Paracobitis salihae is further distinguished from P. basharensis by its dorsal-fin origin being above the vertical through the pelvic-fin origin (vs. about one eye diameter behind), and having a greater prepelvic length (54% SL vs. 50–53), deeper body (maximum body depth 17% SL vs. 12) and shorter caudal peduncle (without crest 1.5 times longer than deep, vs. 2.0–2.3).

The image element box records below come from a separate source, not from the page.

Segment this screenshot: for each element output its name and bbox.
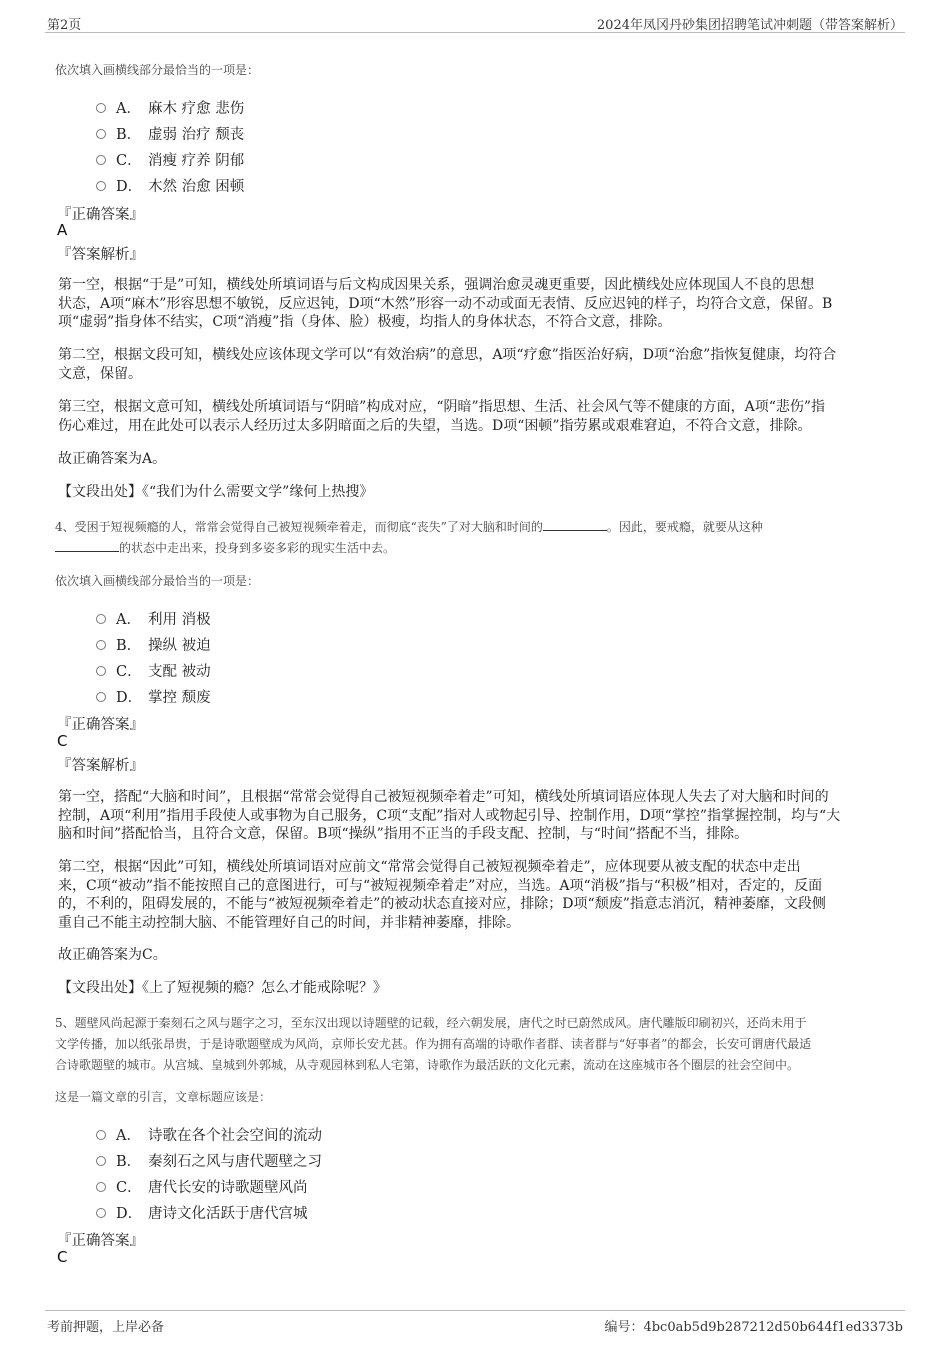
q3-analysis-label: 『答案解析』 — [57, 247, 144, 263]
q3-answer: A — [57, 221, 68, 239]
q5-option-c[interactable]: C． 唐代长安的诗歌题壁风尚 — [96, 1176, 308, 1197]
q4-option-a[interactable]: A． 利用 消极 — [96, 608, 211, 629]
q4-source: 【文段出处】《上了短视频的瘾？怎么才能戒除呢？》 — [58, 980, 387, 996]
radio-icon[interactable] — [96, 614, 106, 624]
document-title: 2024年凤冈丹砂集团招聘笔试冲刺题（带答案解析） — [596, 18, 903, 33]
q4-analysis-paragraph: 第二空，根据“因此”可知，横线处所填词语对应前文“常常会觉得自己被短视频牵着走”，应体现要从被支配的状态中走出 来，C项“被动”指不能按照自己的意图进行，可与“被短视频牵着走”对应，当选。A项“消极”指与“积极”相对，否定的，反面 的，不利的，阻碍发展的，不能与“被短视频牵着走”的被动状态直接对应，排除；D项“颓废”指意志消沉，精神萎靡，文段侧 重自己不能主动控制大脑、不能管理好自己的时间，并非精神萎靡，排除。 — [58, 859, 826, 931]
q4-option-c[interactable]: C． 支配 被动 — [96, 660, 211, 681]
q4-answer-label: 『正确答案』 — [57, 717, 144, 733]
page-footer — [45, 1310, 905, 1335]
q3-source: 【文段出处】《“我们为什么需要文学”缘何上热搜》 — [58, 484, 374, 500]
q5-stem: 5、题壁风尚起源于秦刻石之风与题字之习，至东汉出现以诗题壁的记载，经六朝发展，唐代之时已蔚然成风。唐代雕版印刷初兴，还尚未用于 文学传播，加以纸张昂贵，于是诗歌题壁成为风尚，京师长安尤甚。作为拥有高端的诗歌作者群、读者群与“好事者”的都会，长安可谓唐代最适 合诗歌题壁的城市。从宫城、皇城到外郭城，从寺观园林到私人宅第，诗歌作为最活跃的文化元素，流动在这座城市各个圈层的社会空间中。 — [55, 1016, 812, 1072]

As only two individuals of P. salihae could be found, the diagnostic value of all morphometric character states mentioned here should be treated as tentative. But the substantial K2P distance between it and Paracobitis zabgawraensis , to which it has a sister-group relationship ( Fig. 1 View FIGURE 1 ) encourages us to recognise P. salihae as a distinct species. We hope more individuals will become available in the future, allowing a better morphological differentiation of this species against its congeners. We do not wait until that time to make the species name available, however, because this species could be Critically Endangered as a result of the very small size of its known population and range, threatened additionally by dam constructions close to its very small distribution range.